Mexico’s Manufacturing Revolution

March 4, 2014

March 4th, 2014 — China’s siren song of low costs has been luring manufacturing companies from the United States and elsewhere for over a decade, enticing them with the promise of a large and inexpensive labor pool.

Recently, however, United States manufacturers have been leaving China almost as quickly as they came. Some have moved operations back to the United States but many others are heading to Mexico. Thanks in part to an increase in skilled labor and improved infrastructure, manufacturing in Mexico is on the rise and the country is poised to become a global manufacturing leader.

Once the Promised Land for manufacturers looking to reduce costs, China is now struggling with significant cost increases. The cost of labor has been the largest of these increases and is still on the rise. While wages in Mexico have remained stable, those in China have risen sharply, with some parts of the country seeing an average year-over-year wage increase of 22 percent.  This has allowed Chinese labor costs to catch up to Mexico’s previously higher rates, and the two countries now offer similar manufacturing wages. In fact, wages in China have already surpassed Mexico in certain industries.

Other cost increases are also negatively impacting China and driving increased manufacturing in Mexico. Rising fuel costs are making it more expensive to transport goods, particularly when they must travel as far as the United States. Fuel costs are volatile as well, making it difficult to predict and control them when moving goods long distances. In 2013, North American Production Sharing, Inc. reported that the average cost of shipping a full container from China to the United States was approximately $5,100. The same container could be shipped from Mexico for about $2,900 due to less expensive transport options. Trains and trucks simply cost less to operate than planes and ships.

Manufacturing in Mexico saves time, as well as money, by reducing the time it takes goods to find their way into the United States and Canada. Goods can be delivered virtually anywhere in the United States within one to three days, while it takes those from China up to 3 months to arrive. Trade agreements are also helping Mexico move goods more quickly — and with less government red tape and fewer tariffs. According to the Congressional Research Committee, Mexico was party to 12 free trade agreements encompassing 44 countries in July of 2012.

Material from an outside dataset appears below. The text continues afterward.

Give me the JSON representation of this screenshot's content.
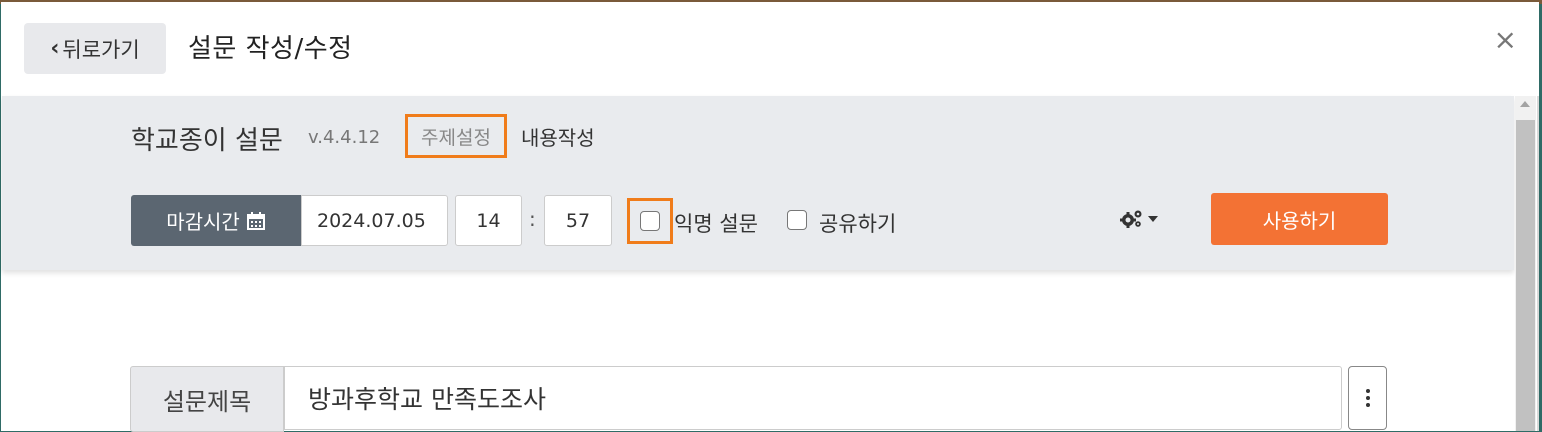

People, as well as goods, are moved much more easily and quickly between the United States and Mexico, as well. When quality control or other issues require a visit from corporate headquarters, it is faster and cheaper to send staff members to Mexico than China. Quality problems are also easier to control in Mexico where counterfeiting is not considered the problem it has become in the Chinese market. There are fewer time zones to contend with between the United States and Mexico, as well, making it easier for manufacturers, distributors and headquarters to communicate with each other in real time.